07 novembro 2017
Pílulas contra o mau humor
Eu estava na sala dos estagiários. Eram nove horas da manhã quando José
Geraldo entrou. Passou direto pela secretária, por seus dois colegas de
trabalho e dirigiu-se à sua mesa.
— A idiota da faxineira esqueceu a garrafa de álcool na minha mesa. Ó,
mulherzinha avoada!
Pedro, vizinho de mesa, suavizou.
— Bom dia! Ainda é bom costume cumprimentar. Em vez de ofender a dona
Antônia, deveria ligar para ela, agradecer por ela ter limpado seu espaço e
informar que guardou o produto de limpeza.
— Tá de caso com ela?
— É impressionante como você começa o dia de forma grosseira,
desrespeitosa, mal-humorada e sem educação.
José Geraldo, ignorando a observação: — Já leu o jornal?
Pedro vira a página. — Não, ainda não terminei de ler.
José Geraldo, sem nenhum constrangimento, enfia a mão no meio da leitura
de Pedro e puxa o caderno de esportes.
— Peraí! Eu ainda não li esse caderno!
— Que egoísmo, você é incapaz de ler tudo ao mesmo tempo. Cadê sua
generosidade?
— Aposto que sua namorada dormiu de calça jeans.
— Seja criativo. Pare com suas piadinhas repetitivas. Todo dia você diz
a mesma coisa!
Evitando conflito, Pedro silenciou.
Na antessala, a secretária, responsável pelo jornal, murmura palavrões
imaginando a bronca do chefe ao descobrir o jornal bagunçado.
Passados dez minutos, Pedro comenta a nota policial.
— Viu só? O ladrão entrou na casa durante a madrugada, separou a
televisão e o micro, depois se encheu de comida da geladeira, esvaziou uma
garrafa de uísque e adormeceu no sofá.
— Como é que eu veria? A notícia está na sua mão. Você não quis me dar
todo o jornal.
— Apenas comentei, tentando um diálogo.
— Diálogo? — Resmungou feito velha — Como posso dialogar com alguém que toda
hora atrapalha a leitura?
Como só acontece em novelas, o figurante com a bandeja surge na hora exata
para amenizar o clima de hostilidades.
— Bom-dia — diz, enquanto distribui os copos descartáveis. — O que vai
ser hoje? Ovos estrelados, sucrilhos ou omelete com bacon?
— Obrigado, seu Zezinho. Tem antiácido para o Jotagê?
José Geraldo, sem tirar os olhos do caderno de esportes:
— Sirva um copo de raticida para meu colega.
Seu Zezinho caminhou em direção ao ventilador.
— Eitcha ambiente carregado... Vou aumentar a velocidade para o vento
levar o mau humor.
José Geraldo olha com reprovação.
— Aumente não. Já basta o barulho insuportável das cigarras gritando nas
árvores.
Como que fugindo de uma nuvem pesada, seu Zezinho empurra o carrinho
para a saída. Fecha a porta, enquanto Pedro faz cara de quem está curtindo
violinos da orquestra sinfônica.
— Isso que você chama de barulho é o canto das cigarras. É a perpetuação
da espécie. É o anúncio das chuvas. É a mudança de estação. Já viu como os flamboyants estão floridos?

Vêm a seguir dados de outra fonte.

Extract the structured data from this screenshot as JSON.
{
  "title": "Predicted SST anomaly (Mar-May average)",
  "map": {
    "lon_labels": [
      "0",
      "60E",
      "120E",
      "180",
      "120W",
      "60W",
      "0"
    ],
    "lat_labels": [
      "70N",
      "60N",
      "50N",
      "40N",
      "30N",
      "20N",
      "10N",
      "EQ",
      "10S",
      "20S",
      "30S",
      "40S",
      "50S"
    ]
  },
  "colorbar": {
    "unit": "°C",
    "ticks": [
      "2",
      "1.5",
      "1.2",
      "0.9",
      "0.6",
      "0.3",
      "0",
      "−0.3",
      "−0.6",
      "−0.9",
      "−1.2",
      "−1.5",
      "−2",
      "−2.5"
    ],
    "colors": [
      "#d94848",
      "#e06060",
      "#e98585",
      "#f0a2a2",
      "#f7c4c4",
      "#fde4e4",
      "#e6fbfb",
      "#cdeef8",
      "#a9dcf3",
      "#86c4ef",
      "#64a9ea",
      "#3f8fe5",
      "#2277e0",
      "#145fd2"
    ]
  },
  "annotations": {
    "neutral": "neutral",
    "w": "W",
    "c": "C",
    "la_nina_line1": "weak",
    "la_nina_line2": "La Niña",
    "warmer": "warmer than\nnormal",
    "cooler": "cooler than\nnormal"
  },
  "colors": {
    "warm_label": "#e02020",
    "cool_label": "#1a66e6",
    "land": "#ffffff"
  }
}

— Vai se tratar, Pedrinho! — diz, colocando o queixo sobre o ombro e
piscando rapidamente os olhos. — Isso de gostar de florzinha vermelhinha é pra
flamboiólas. Acho que você escorregou nalguma flor cor-de-rosa e caiu na
bichice.
— É, Jotagê, se você fosse mulher, eu diria que foi mal comida.
— Outra vez você vem com piadinha manjada querendo gargalhadas. Invente!
Só teletube repete a mesma bobagem
vinte mil vezes e, mesmo assim, para bebês que não conseguem mudar o canal.
Pedro, mais uma vez bombardeado por José Geraldo, procura por um aliado
na conversa, olha na minha direção, interrompe minha leitura concentrada.
— E aí von Silva, o que você me diz? Concorda que está faltando mulher
na vida do Jotagê?
— Sei lá! Não sei e não estou preocupado com os problemas dos outros.
Sei apenas que daqui a pouco o chefe vai entrar por aquela porta e perguntar o
que a gente tá fazendo.
— E o que você, von Silva, está fazendo de tão importante?
— Estou cuidando do meu humor. Lendo e apreciando as imagens de um
tratado sobre a saúde, manutenção e desenvolvimento do bom humor. São minhas
pílulas contra o mau humor.
— Tudo o que o carrancudo Jotagê precisa na vida. O que é?
Para o meu azar, levantei a Playboy,
aberta na página central, exatamente na hora em que o chefe pisou na sala.